Mitsubishi has signed agreements to sell two thermal coal assets in Australia for a combined consideration of A$750m ($538.24m).

The sale of the assets, which are held by the company’s 100%-owned subsidiary Mitsubishi Development, will mark Mitsubishi’s retreat from upstream thermal coal operations.

The company agreed to offload its 31.4% stake in Clermont coal mine located in Queensland to GS Coal, a 50:50 Glencore-Sumitomo joint venture (JV).

The JV already owns a 51% stake in the Clermont mine, while other stakeholders in the mine include J-Power Australia (15%) and JCD Australia (3.5%).

Clermont is a large-scale open-cut operation, with an annual production capacity of around 12 million metric tonnes of thermal coal.

Mitsubishi will also divest its 10% interest in the Ulan coal mine located in New South Wales to Glencore Coal.

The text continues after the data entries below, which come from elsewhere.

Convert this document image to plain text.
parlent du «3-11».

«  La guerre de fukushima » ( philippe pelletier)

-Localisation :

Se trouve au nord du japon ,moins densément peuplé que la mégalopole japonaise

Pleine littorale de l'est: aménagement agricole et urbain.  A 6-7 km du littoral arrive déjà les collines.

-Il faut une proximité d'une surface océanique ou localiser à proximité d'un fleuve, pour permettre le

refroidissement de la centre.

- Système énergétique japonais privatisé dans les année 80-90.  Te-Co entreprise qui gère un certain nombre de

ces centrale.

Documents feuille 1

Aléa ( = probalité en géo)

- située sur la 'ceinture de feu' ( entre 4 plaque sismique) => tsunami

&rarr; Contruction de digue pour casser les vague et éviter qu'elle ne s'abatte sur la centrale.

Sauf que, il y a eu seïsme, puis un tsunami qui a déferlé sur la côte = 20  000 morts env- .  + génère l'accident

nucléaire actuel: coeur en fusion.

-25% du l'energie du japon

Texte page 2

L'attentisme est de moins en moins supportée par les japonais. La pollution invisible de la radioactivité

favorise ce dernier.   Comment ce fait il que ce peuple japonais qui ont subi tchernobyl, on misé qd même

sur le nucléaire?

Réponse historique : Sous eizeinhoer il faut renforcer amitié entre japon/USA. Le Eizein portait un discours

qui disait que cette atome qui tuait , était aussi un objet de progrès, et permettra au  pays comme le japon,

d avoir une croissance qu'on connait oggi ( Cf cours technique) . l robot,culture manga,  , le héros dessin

In a statement, Mitsubishi said: “MC has been taking steps to optimise its asset portfolio. The divestment of the assets is one part of this strategy.”

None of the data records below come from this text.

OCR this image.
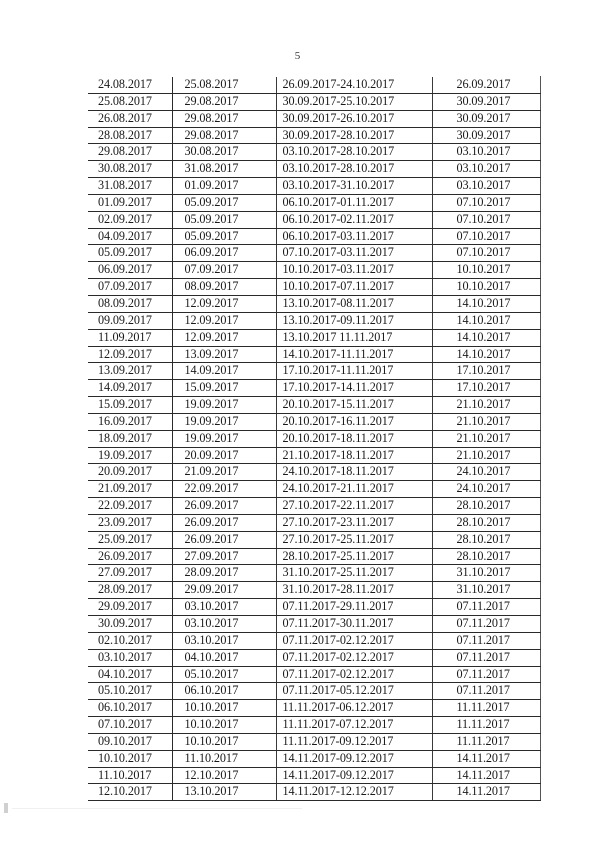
5
24.08.2017	25.08.2017	26.09.2017-24.10.2017	26.09.2017
25.08.2017	29.08.2017	30.09.2017-25.10.2017	30.09.2017
26.08.2017	29.08.2017	30.09.2017-26.10.2017	30.09.2017
28.08.2017	29.08.2017	30.09.2017-28.10.2017	30.09.2017
29.08.2017	30.08.2017	03.10.2017-28.10.2017	03.10.2017
30.08.2017	31.08.2017	03.10.2017-28.10.2017	03.10.2017
31.08.2017	01.09.2017	03.10.2017-31.10.2017	03.10.2017
01.09.2017	05.09.2017	06.10.2017-01.11.2017	07.10.2017
02.09.2017	05.09.2017	06.10.2017-02.11.2017	07.10.2017
04.09.2017	05.09.2017	06.10.2017-03.11.2017	07.10.2017
05.09.2017	06.09.2017	07.10.2017-03.11.2017	07.10.2017
06.09.2017	07.09.2017	10.10.2017-03.11.2017	10.10.2017
07.09.2017	08.09.2017	10.10.2017-07.11.2017	10.10.2017
08.09.2017	12.09.2017	13.10.2017-08.11.2017	14.10.2017
09.09.2017	12.09.2017	13.10.2017-09.11.2017	14.10.2017
11.09.2017	12.09.2017	13.10.2017 11.11.2017	14.10.2017
12.09.2017	13.09.2017	14.10.2017-11.11.2017	14.10.2017
13.09.2017	14.09.2017	17.10.2017-11.11.2017	17.10.2017
14.09.2017	15.09.2017	17.10.2017-14.11.2017	17.10.2017
15.09.2017	19.09.2017	20.10.2017-15.11.2017	21.10.2017
16.09.2017	19.09.2017	20.10.2017-16.11.2017	21.10.2017
18.09.2017	19.09.2017	20.10.2017-18.11.2017	21.10.2017
19.09.2017	20.09.2017	21.10.2017-18.11.2017	21.10.2017
20.09.2017	21.09.2017	24.10.2017-18.11.2017	24.10.2017
21.09.2017	22.09.2017	24.10.2017-21.11.2017	24.10.2017
22.09.2017	26.09.2017	27.10.2017-22.11.2017	28.10.2017
23.09.2017	26.09.2017	27.10.2017-23.11.2017	28.10.2017
25.09.2017	26.09.2017	27.10.2017-25.11.2017	28.10.2017
26.09.2017	27.09.2017	28.10.2017-25.11.2017	28.10.2017
27.09.2017	28.09.2017	31.10.2017-25.11.2017	31.10.2017
28.09.2017	29.09.2017	31.10.2017-28.11.2017	31.10.2017
29.09.2017	03.10.2017	07.11.2017-29.11.2017	07.11.2017
30.09.2017	03.10.2017	07.11.2017-30.11.2017	07.11.2017
02.10.2017	03.10.2017	07.11.2017-02.12.2017	07.11.2017
03.10.2017	04.10.2017	07.11.2017-02.12.2017	07.11.2017
04.10.2017	05.10.2017	07.11.2017-02.12.2017	07.11.2017
05.10.2017	06.10.2017	07.11.2017-05.12.2017	07.11.2017
06.10.2017	10.10.2017	11.11.2017-06.12.2017	11.11.2017
07.10.2017	10.10.2017	11.11.2017-07.12.2017	11.11.2017
09.10.2017	10.10.2017	11.11.2017-09.12.2017	11.11.2017
10.10.2017	11.10.2017	14.11.2017-09.12.2017	14.11.2017
11.10.2017	12.10.2017	14.11.2017-09.12.2017	14.11.2017
12.10.2017	13.10.2017	14.11.2017-12.12.2017	14.11.2017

Subject to certain conditions, including the receipt of regulatory approvals, the closure of the transactions is anticipated to occur next year.

“Mitsubishi will continue to have stakes in its coal operations despite the sale of assets.”

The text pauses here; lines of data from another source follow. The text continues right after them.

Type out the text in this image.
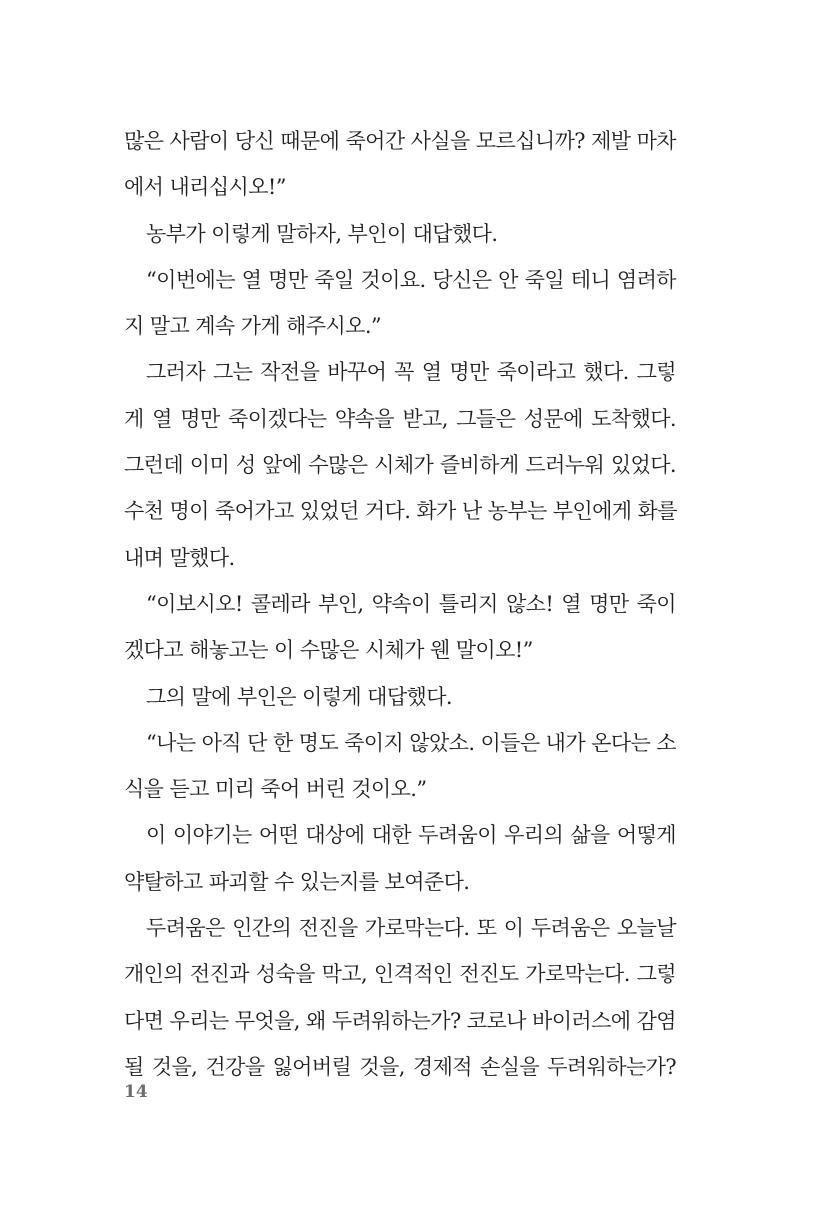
많은 사람이 당신 때문에 죽어간 사실을 모르십니까? 제발 마차
에서 내리십시오!”
농부가 이렇게 말하자, 부인이 대답했다.
“이번에는 열 명만 죽일 것이요. 당신은 안 죽일 테니 염려하
지 말고 계속 가게 해주시오.”
그러자 그는 작전을 바꾸어 꼭 열 명만 죽이라고 했다. 그렇
게 열 명만 죽이겠다는 약속을 받고, 그들은 성문에 도착했다.
그런데 이미 성 앞에 수많은 시체가 즐비하게 드러누워 있었다.
수천 명이 죽어가고 있었던 거다. 화가 난 농부는 부인에게 화를
내며 말했다.
“이보시오! 콜레라 부인, 약속이 틀리지 않소! 열 명만 죽이
겠다고 해놓고는 이 수많은 시체가 웬 말이오!”
그의 말에 부인은 이렇게 대답했다.
“나는 아직 단 한 명도 죽이지 않았소. 이들은 내가 온다는 소
식을 듣고 미리 죽어 버린 것이오.”
이 이야기는 어떤 대상에 대한 두려움이 우리의 삶을 어떻게
약탈하고 파괴할 수 있는지를 보여준다.
두려움은 인간의 전진을 가로막는다. 또 이 두려움은 오늘날
개인의 전진과 성숙을 막고, 인격적인 전진도 가로막는다. 그렇
다면 우리는 무엇을, 왜 두려워하는가? 코로나 바이러스에 감염
될 것을, 건강을 잃어버릴 것을, 경제적 손실을 두려워하는가?
14
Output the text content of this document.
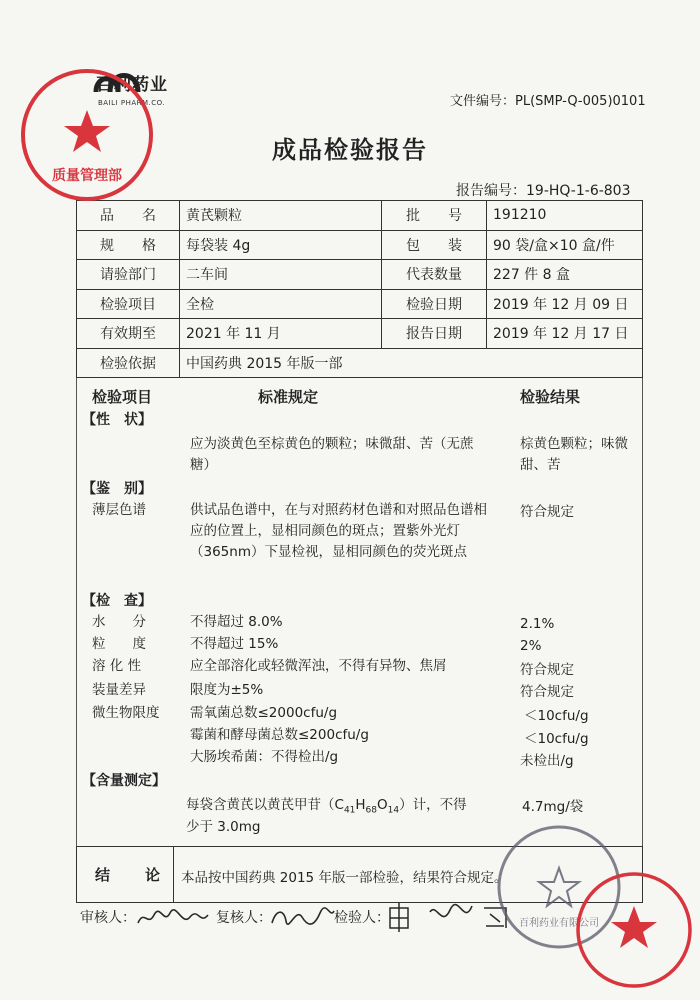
百利药业
BAILI PHARM.CO.	文件编号：PL(SMP-Q-005)0101
成品检验报告
报告编号：19-HQ-1-6-803
品　　名	黄芪颗粒	批　　号	191210
规　　格	每袋装 4g	包　　装	90 袋/盒×10 盒/件
请验部门	二车间	代表数量	227 件 8 盒
检验项目	全检	检验日期	2019 年 12 月 09 日
有效期至	2021 年 11 月	报告日期	2019 年 12 月 17 日
检验依据	中国药典 2015 年版一部		
检验项目	标准规定	检验结果
【性　状】
应为淡黄色至棕黄色的颗粒；味微甜、苦（无蔗糖）
棕黄色颗粒；味微甜、苦
【鉴　别】
薄层色谱	供试品色谱中，在与对照药材色谱和对照品色谱相应的位置上，显相同颜色的斑点；置紫外光灯（365nm）下显检视，显相同颜色的荧光斑点
符合规定
【检　查】
水　　分	不得超过 8.0%	2.1%
粒　　度	不得超过 15%	2%
溶 化 性	应全部溶化或轻微浑浊，不得有异物、焦屑	符合规定
装量差异	限度为±5%	符合规定
微生物限度 需氧菌总数≤2000cfu/g	＜10cfu/g
霉菌和酵母菌总数≤200cfu/g	＜10cfu/g
大肠埃希菌：不得检出/g	未检出/g
【含量测定】
每袋含黄芪以黄芪甲苷$(C_{41}H_{68}O_{14})$计，不得
少于 3.0mg
4.7mg/袋
结　论 本品按中国药典 2015 年版一部检验，结果符合规定。
审核人：	复核人：	检验人：
质量管理部
百利药业有限公司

Sale of the assets comes after the company decided to sell its interests in the Hunter Valley Operations and Warkworth coal mining JVs in Australia.

Mitsubishi will continue to have stakes in its coal operations despite the sale of assets, Reuters reported.

Companies are facing global pressure from activists and environmentalists to switch to cleaner energy fuels to reduce greenhouse gas emissions.

Even certain financial institutions and banks decided to stop funding thermal coal projects, while National Australia Bank announced last year that it would not fund new thermal coal projects.

In August, Rio Tinto concluded the sale of its remaining coal assets in Queensland for $3.95bn.